Jueves, 19 de junio. Salón de actos, 18:00. Asistencia libre y gratuita hasta completar aforo
Lectures
Conferencia de Leonardo García Sanjuán (Universidad de Sevilla), Marta Díaz-Guardamino (Universidad de Durham), Timoteo Rivera Jiménez (Universidad de Sevilla) y David Wheatley (Universidad de Southampton)
The investigations carried out at the Las Capellanías site (Cañaveral de León, Huelva) in 2022 and 2023 have provided novel evidence of decisive value to understand the phenomenon of Iberian prehistoric stelae. On the one hand, with the data obtained in this necropolis, the debate of whether the stelae were funerary markers or road landmarks is definitively settled: they were both things at the same time.

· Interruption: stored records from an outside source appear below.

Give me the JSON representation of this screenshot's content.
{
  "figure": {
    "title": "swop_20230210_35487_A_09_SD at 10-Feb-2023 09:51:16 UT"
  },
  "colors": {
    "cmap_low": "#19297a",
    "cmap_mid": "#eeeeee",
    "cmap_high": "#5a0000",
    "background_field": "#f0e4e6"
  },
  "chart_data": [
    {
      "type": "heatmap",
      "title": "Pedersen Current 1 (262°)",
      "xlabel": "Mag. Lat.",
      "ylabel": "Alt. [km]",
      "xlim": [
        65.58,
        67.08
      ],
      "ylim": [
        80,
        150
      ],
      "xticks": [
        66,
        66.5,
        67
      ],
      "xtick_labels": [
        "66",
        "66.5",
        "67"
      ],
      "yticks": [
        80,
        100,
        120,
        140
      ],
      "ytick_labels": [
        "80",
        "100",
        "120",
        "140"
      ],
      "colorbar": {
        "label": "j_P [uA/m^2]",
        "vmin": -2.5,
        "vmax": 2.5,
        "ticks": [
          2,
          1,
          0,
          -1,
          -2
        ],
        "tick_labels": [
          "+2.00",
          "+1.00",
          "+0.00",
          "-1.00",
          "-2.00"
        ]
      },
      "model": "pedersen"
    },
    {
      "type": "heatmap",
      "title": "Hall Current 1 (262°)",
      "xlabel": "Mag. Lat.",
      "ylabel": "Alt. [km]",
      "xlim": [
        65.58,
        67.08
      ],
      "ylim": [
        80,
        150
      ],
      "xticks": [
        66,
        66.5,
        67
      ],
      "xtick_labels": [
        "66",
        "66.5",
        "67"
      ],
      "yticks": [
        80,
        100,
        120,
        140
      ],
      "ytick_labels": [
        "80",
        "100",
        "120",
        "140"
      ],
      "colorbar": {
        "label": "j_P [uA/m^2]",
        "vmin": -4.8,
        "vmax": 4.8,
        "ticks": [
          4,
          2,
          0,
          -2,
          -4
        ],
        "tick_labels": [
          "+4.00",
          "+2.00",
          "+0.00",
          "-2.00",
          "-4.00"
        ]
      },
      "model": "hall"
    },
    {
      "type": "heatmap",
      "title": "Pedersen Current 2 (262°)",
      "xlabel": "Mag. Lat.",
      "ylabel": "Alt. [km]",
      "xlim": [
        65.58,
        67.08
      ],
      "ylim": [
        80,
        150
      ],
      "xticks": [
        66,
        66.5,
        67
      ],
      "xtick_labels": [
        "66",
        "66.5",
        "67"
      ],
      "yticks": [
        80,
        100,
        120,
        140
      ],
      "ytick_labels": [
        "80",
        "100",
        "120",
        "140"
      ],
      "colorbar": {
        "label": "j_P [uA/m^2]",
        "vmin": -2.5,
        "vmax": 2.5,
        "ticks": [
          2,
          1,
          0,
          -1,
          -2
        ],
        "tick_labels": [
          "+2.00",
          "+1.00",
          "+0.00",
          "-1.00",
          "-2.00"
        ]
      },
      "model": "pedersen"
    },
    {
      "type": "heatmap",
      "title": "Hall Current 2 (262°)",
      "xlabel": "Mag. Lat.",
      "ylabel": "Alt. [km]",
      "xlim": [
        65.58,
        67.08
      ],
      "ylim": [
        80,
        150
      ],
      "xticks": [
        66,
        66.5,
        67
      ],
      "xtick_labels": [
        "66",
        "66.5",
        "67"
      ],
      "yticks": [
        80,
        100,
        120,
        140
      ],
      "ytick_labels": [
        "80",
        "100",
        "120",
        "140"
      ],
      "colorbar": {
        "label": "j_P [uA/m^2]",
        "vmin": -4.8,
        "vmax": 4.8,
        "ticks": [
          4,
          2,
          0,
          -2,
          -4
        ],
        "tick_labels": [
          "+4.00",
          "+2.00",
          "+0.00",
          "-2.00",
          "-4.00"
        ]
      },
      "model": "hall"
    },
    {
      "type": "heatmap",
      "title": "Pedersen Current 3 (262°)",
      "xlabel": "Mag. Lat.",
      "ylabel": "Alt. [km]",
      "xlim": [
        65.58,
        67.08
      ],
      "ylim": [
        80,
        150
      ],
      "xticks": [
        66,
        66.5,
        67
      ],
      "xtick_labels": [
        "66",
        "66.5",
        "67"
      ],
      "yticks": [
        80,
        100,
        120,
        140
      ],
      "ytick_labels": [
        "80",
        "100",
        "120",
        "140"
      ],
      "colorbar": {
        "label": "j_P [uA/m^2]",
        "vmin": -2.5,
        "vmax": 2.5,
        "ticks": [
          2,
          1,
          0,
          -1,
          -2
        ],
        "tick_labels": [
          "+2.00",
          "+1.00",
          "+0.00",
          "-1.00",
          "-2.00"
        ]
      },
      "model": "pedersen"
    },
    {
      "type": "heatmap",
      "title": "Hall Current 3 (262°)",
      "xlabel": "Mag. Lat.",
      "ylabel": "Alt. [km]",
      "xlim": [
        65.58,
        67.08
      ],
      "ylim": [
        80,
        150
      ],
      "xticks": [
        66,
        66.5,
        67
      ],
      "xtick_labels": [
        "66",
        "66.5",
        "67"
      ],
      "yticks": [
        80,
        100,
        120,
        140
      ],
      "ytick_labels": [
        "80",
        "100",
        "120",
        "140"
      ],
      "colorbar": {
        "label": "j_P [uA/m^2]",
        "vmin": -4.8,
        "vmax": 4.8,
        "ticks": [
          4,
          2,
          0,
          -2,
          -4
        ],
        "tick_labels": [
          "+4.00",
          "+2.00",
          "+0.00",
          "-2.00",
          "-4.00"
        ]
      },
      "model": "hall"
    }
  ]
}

The three stelae discovered in Las Capellanías (the first by chance, the other two during the course of the excavations) demonstrate that stelae were used to monumentalise certain tombs, either as standing markers or as covering slabs. On the other hand, the new data make it possible to definitively overcome the traditional historical-cultural approach that separated two 'groups' or 'types' of stelae, the so-called 'warrior' and 'diademadas', as functional or chronologically different. These stelae coexisted in the same necropolis, and furthermore the motifs they present, whether symbols associated with the head (headdresses or haloes), or panoplies of weapons, appear fluidly in one or the other, mixing. With the new data obtained in Las Capellanías, a new stage opens in the investigation of these magnificent prehistoric monuments, which until now were very poorly understood.